International’s Peterson said if there are more efficient trucks on the road than a few years ago, part of the reason may be a better-educated buyer.
“It basically took one buying cycle, but customers have listened to OEMs, bought the specs we recommended, saw them perform and now, the second time around, they’re more open to suggestions,” Peterson said. Buyers “are shifting to being less interested in specific details of the components and leaning more heavily on the vehicle OEMs to put the right package together for them.”
Trucks Ready To Go
All of the OEMs, in some form or other, have used the operational data they’ve collected to configure a complete set of ready-to-go specs for almost any application.
Ploger Transportation has changed specs to smaller, more efficient 11-liter engines in its new trucks. (Ploger Transportation)
International calls its spec sets “strategic prototypes.” Some units will be configured for fuel efficiency, others for lightweight operations and others for cube, Peterson said. It depends on what the fleet needs.
Mack has more than 30 application recommendation specs programmed in their dealer sales tool, Russoli said. “The ARs are fully spec’d trucks based on our knowledge of what works well in different applications.

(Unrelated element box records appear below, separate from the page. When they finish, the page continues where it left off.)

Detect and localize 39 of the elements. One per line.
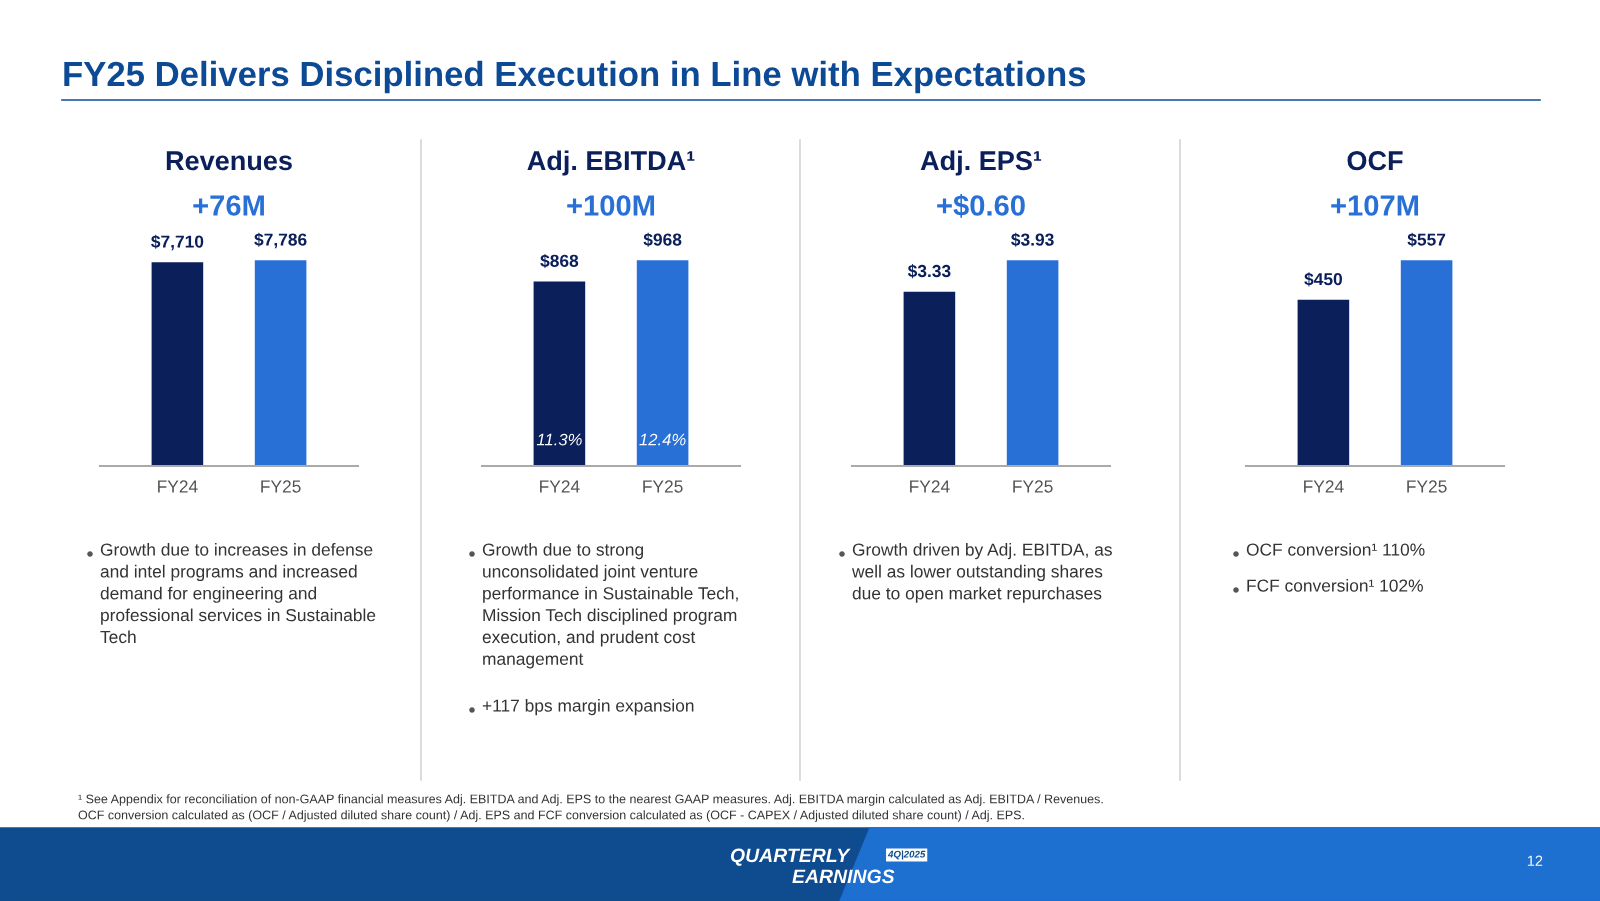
chart-title: Revenues: [166, 151, 292, 171]
text: +117 bps margin expansion: [482, 699, 694, 716]
text: Growth driven by Adj. EBITDA, as well as lower outstanding shares due to open market repurchases: [851, 543, 1112, 603]
data-label: $968: [643, 232, 682, 247]
data-label: $3.93: [1011, 232, 1054, 247]
text: QUARTERLY: [730, 848, 851, 866]
text: Growth due to increases in defense and intel programs and increased demand for engineering and professional services in Sustainable Tech: [100, 543, 376, 644]
data-label: $7,786: [254, 232, 307, 249]
x-tick-label: FY24: [540, 480, 580, 493]
text: Growth due to strong unconsolidated joint venture performance in Sustainable Tech, Mission Tech disciplined program execution, and prudent cost management: [482, 543, 738, 669]
x-tick-label: FY25: [1013, 480, 1053, 493]
data-label: $868: [540, 253, 579, 269]
data-label: $557: [1407, 232, 1446, 247]
x-tick-label: FY24: [910, 480, 950, 493]
x-tick-label: FY25: [261, 480, 301, 493]
chart-subtitle: +107M: [1331, 195, 1419, 216]
text: OCF conversion¹ 110%: [1246, 543, 1425, 556]
data-label: $450: [1304, 272, 1342, 287]
chart-subtitle: +$0.60: [937, 193, 1025, 218]
text: OCF conversion calculated as (OCF / Adjusted diluted share count) / Adj. EPS and FCF conversion calculated as (OCF - CAPEX / Adjusted diluted share count) / Adj. EPS.: [78, 810, 1024, 822]
data-label: $7,710: [151, 234, 204, 251]
x-tick-label: FY24: [1304, 480, 1344, 493]
annotation: 11.3%: [536, 433, 582, 446]
chart-title: Adj. EBITDA¹: [527, 150, 695, 176]
data-label: $3.33: [907, 264, 951, 279]
text: FY25 Delivers Disciplined Execution in Line with Expectations: [64, 60, 1086, 94]
chart-title: Adj. EPS¹: [920, 150, 1042, 176]
chart-subtitle: +76M: [193, 195, 264, 216]
x-tick-label: FY25: [1407, 480, 1447, 493]
text: FCF conversion¹ 102%: [1247, 579, 1423, 592]
x-tick-label: FY25: [643, 480, 683, 493]
x-tick-label: FY24: [158, 480, 198, 493]
text: 12: [1527, 855, 1543, 866]
text: EARNINGS: [792, 869, 895, 884]
chart-title: OCF: [1347, 151, 1403, 171]
annotation: 12.4%: [639, 433, 686, 446]
text: 4Q|2025: [887, 850, 926, 860]
text: ¹ See Appendix for reconciliation of non-GAAP financial measures Adj. EBITDA and Adj. EPS to the nearest GAAP measures. Adj. EBITDA margin calculated as Adj. EBITDA / Revenues.: [78, 794, 1103, 806]
chart-subtitle: +100M: [567, 195, 655, 216]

And, although these specs are essentially ready-to-order trucks, the main purpose of ARs is to give a salesman and customer a starting point. From this point they can customize a truck to their needs.”
These prepackaged spec sets are becoming more popular, especially with newer buyers, said International’s Peterson.
“There are a lot of new folks in trucking, in all different capacities. The guys buying and maintaining trucks today are different than 10 years ago. We are seeing a changing of the guard there, just as we are seeing in the driver population. The buyers and dealers use these as a starting point,” he said.